# What is it?  Help please



## Robertriley (May 26, 2017)

There is a guy wanting more info on this bike.  The hubs are ND Model D but laced to wood rims.  I can't figure out the frame and have never seen the pedals or crank before.  Anyone have any ideas?


----------



## hellobuddy (May 26, 2017)

if my memory serves me correctly, I think I remember reading about these pedals on here
aren't they Ramsey Swinging pedals!


----------



## David Brown (May 26, 2017)

Yes they are .


----------



## Wcben (May 26, 2017)

Yes, they are Ramsey's..... You'll get plenty of offers......


----------



## Robertriley (May 26, 2017)

Anything on the badge or crank?


----------



## carlitos60 (May 26, 2017)

Cool Badge There!!!
I'll Take the Sprocket Assembly and Pedals!!!


----------



## Robertriley (May 26, 2017)

carlitos60 said:


> Cool Badge There!!!
> I'll Take the Sprocket Assembly and Pedals!!!



Who wouldn't...lol


----------



## mike j (May 27, 2017)

Just looked up League of American Wheelmen, was a non-profit group that advocated improved roads, among other things, for cyclists. 1880 to 1902.


----------



## dfa242 (May 27, 2017)

And of course, still very active today in their updated form.




Really like that badge.


----------



## Blue Streak (May 27, 2017)

1899 Ramsey Swinging Pedal Co. catalog:


----------



## barracuda (May 27, 2017)

I suspect your guy may be in possession of a Caffrey bicycle.
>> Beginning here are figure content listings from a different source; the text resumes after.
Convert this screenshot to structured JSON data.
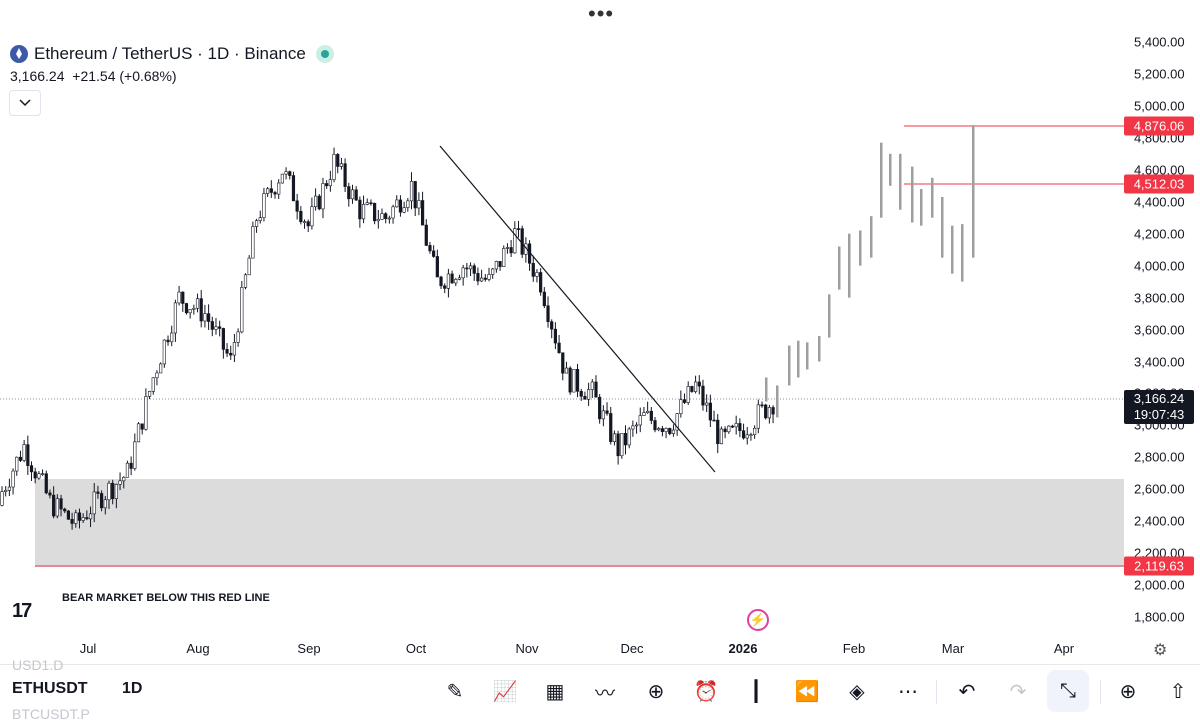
{
  "header": {
    "title": "Ethereum / TetherUS · 1D · Binance",
    "price": "3,166.24",
    "change": "+21.54 (+0.68%)"
  },
  "annotation": "BEAR MARKET BELOW THIS RED LINE",
  "price_axis": [
    "5,400.00",
    "5,200.00",
    "5,000.00",
    "4,800.00",
    "4,600.00",
    "4,400.00",
    "4,200.00",
    "4,000.00",
    "3,800.00",
    "3,600.00",
    "3,400.00",
    "3,200.00",
    "3,000.00",
    "2,800.00",
    "2,600.00",
    "2,400.00",
    "2,200.00",
    "2,000.00",
    "1,800.00"
  ],
  "price_tags": {
    "level_high": "4,876.06",
    "level_mid": "4,512.03",
    "level_low": "2,119.63",
    "current_price": "3,166.24",
    "countdown": "19:07:43"
  },
  "time_axis": [
    "Jul",
    "Aug",
    "Sep",
    "Oct",
    "Nov",
    "Dec",
    "2026",
    "Feb",
    "Mar",
    "Apr"
  ],
  "bottom_bar": {
    "symbol": "ETHUSDT",
    "interval": "1D",
    "faded_top": "USD1.D",
    "faded_bottom": "BTCUSDT.P"
  },
  "logo_text": "17",
  "colors": {
    "up": "#26a69a",
    "down": "#131722",
    "level_line": "#f23645",
    "zone": "#dcdcdc",
    "projection": "#9e9e9e"
  },
  "icons": [
    "brush-icon",
    "chart-type-icon",
    "layout-grid-icon",
    "indicators-icon",
    "add-icon",
    "alert-icon",
    "candles-icon",
    "replay-icon",
    "layers-icon",
    "more-icon",
    "undo-icon",
    "redo-icon",
    "exit-fullscreen-icon",
    "zoom-icon",
    "share-icon"
  ],
  "chart_data": {
    "type": "candlestick",
    "symbol": "ETHUSDT",
    "interval": "1D",
    "ylim": [
      1700,
      5500
    ],
    "current_price": 3166.24,
    "levels": [
      4876.06,
      4512.03,
      2119.63
    ],
    "zone": [
      2119.63,
      2670
    ],
    "trendline": {
      "from": [
        "2025-10-06",
        4760
      ],
      "to": [
        "2025-12-21",
        2720
      ]
    },
    "points": [
      {
        "date": "2025-06-15",
        "close": 2540
      },
      {
        "date": "2025-06-22",
        "close": 2870
      },
      {
        "date": "2025-06-29",
        "close": 2520
      },
      {
        "date": "2025-07-06",
        "close": 2380
      },
      {
        "date": "2025-07-13",
        "close": 2560
      },
      {
        "date": "2025-07-20",
        "close": 2700
      },
      {
        "date": "2025-07-27",
        "close": 3300
      },
      {
        "date": "2025-08-03",
        "close": 3800
      },
      {
        "date": "2025-08-10",
        "close": 3700
      },
      {
        "date": "2025-08-17",
        "close": 3400
      },
      {
        "date": "2025-08-24",
        "close": 4300
      },
      {
        "date": "2025-08-31",
        "close": 4600
      },
      {
        "date": "2025-09-07",
        "close": 4250
      },
      {
        "date": "2025-09-14",
        "close": 4650
      },
      {
        "date": "2025-09-21",
        "close": 4350
      },
      {
        "date": "2025-09-28",
        "close": 4300
      },
      {
        "date": "2025-10-05",
        "close": 4500
      },
      {
        "date": "2025-10-12",
        "close": 3900
      },
      {
        "date": "2025-10-19",
        "close": 4000
      },
      {
        "date": "2025-10-26",
        "close": 3900
      },
      {
        "date": "2025-11-02",
        "close": 4200
      },
      {
        "date": "2025-11-09",
        "close": 3900
      },
      {
        "date": "2025-11-16",
        "close": 3300
      },
      {
        "date": "2025-11-23",
        "close": 3200
      },
      {
        "date": "2025-11-30",
        "close": 2850
      },
      {
        "date": "2025-12-07",
        "close": 3050
      },
      {
        "date": "2025-12-14",
        "close": 3000
      },
      {
        "date": "2025-12-21",
        "close": 3250
      },
      {
        "date": "2025-12-28",
        "close": 2900
      },
      {
        "date": "2026-01-04",
        "close": 3000
      },
      {
        "date": "2026-01-11",
        "close": 3150
      },
      {
        "date": "2026-01-18",
        "close": 3166.24
      }
    ],
    "projection": [
      {
        "date": "2026-01-18",
        "open": 3150,
        "close": 3250
      },
      {
        "date": "2026-01-25",
        "open": 3250,
        "close": 3450
      },
      {
        "date": "2026-02-01",
        "open": 3450,
        "close": 3900
      },
      {
        "date": "2026-02-08",
        "open": 3900,
        "close": 4250
      },
      {
        "date": "2026-02-15",
        "open": 4250,
        "close": 4700
      },
      {
        "date": "2026-02-22",
        "open": 4700,
        "close": 4300
      },
      {
        "date": "2026-03-01",
        "open": 4300,
        "close": 3900
      },
      {
        "date": "2026-03-05",
        "open": 4100,
        "close": 4876
      }
    ]
  }
}
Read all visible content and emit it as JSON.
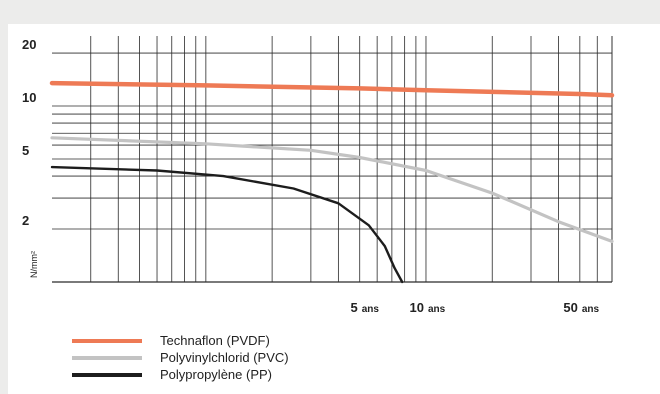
{
  "chart_data": {
    "type": "line",
    "x_scale": "log",
    "y_scale": "log",
    "xlim": [
      0.2,
      70
    ],
    "ylim": [
      1,
      25
    ],
    "grid": true,
    "ylabel": "N/mm²",
    "y_ticks": [
      {
        "value": 20,
        "label": "20"
      },
      {
        "value": 10,
        "label": "10"
      },
      {
        "value": 5,
        "label": "5"
      },
      {
        "value": 2,
        "label": "2"
      }
    ],
    "x_ticks": [
      {
        "value": 5,
        "label": "5",
        "unit": "ans"
      },
      {
        "value": 10,
        "label": "10",
        "unit": "ans"
      },
      {
        "value": 50,
        "label": "50",
        "unit": "ans"
      }
    ],
    "legend_position": "bottom-left",
    "series": [
      {
        "name": "Technaflon (PVDF)",
        "color": "#ee7a55",
        "x": [
          0.2,
          1,
          5,
          10,
          50,
          70
        ],
        "y": [
          13.5,
          13.1,
          12.6,
          12.3,
          11.7,
          11.5
        ]
      },
      {
        "name": "Polyvinylchlorid (PVC)",
        "color": "#c3c3c3",
        "x": [
          0.2,
          1,
          3,
          5,
          10,
          20,
          40,
          70
        ],
        "y": [
          6.6,
          6.1,
          5.6,
          5.1,
          4.3,
          3.2,
          2.2,
          1.7
        ]
      },
      {
        "name": "Polypropylène (PP)",
        "color": "#1d1d1d",
        "x": [
          0.2,
          0.6,
          1.2,
          2.5,
          4,
          5.5,
          6.5,
          7.2,
          7.8
        ],
        "y": [
          4.5,
          4.3,
          4.0,
          3.4,
          2.8,
          2.1,
          1.6,
          1.2,
          1.0
        ]
      }
    ]
  }
}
The Lake Anti-Friction Bearing was apparently proprietary to Caffrey. Clearly many of your components have been swapped out for new (e.g., the ND Model D) but you might check some of the specifications in these ads and see if it lines up with what is left. Nice pedals, wonderful badge, nice bike!

Both these ads are from 1898, so not exactly the frame we are viewing, but perhaps:


----------



## Jesse McCauley (Jul 12, 2017)

barracuda said:


> I suspect your guy may be in possession of a Caffrey bicycle. The Lake Anti-Friction Bearing was apparently proprietary to Caffrey. Clearly many of your components have been swapped out for new (e.g., the ND Model D) but you might check some of the specifications in these ads and see if it lines up with what is left. Nice pedals, wonderful badge, nice bike!
> 
> Both these ads are from 1898, so not exactly the frame we are viewing, but perhaps:
> 
> ...




Good call! Much appreciated lead


Sent from my iPhone using Tapatalk


----------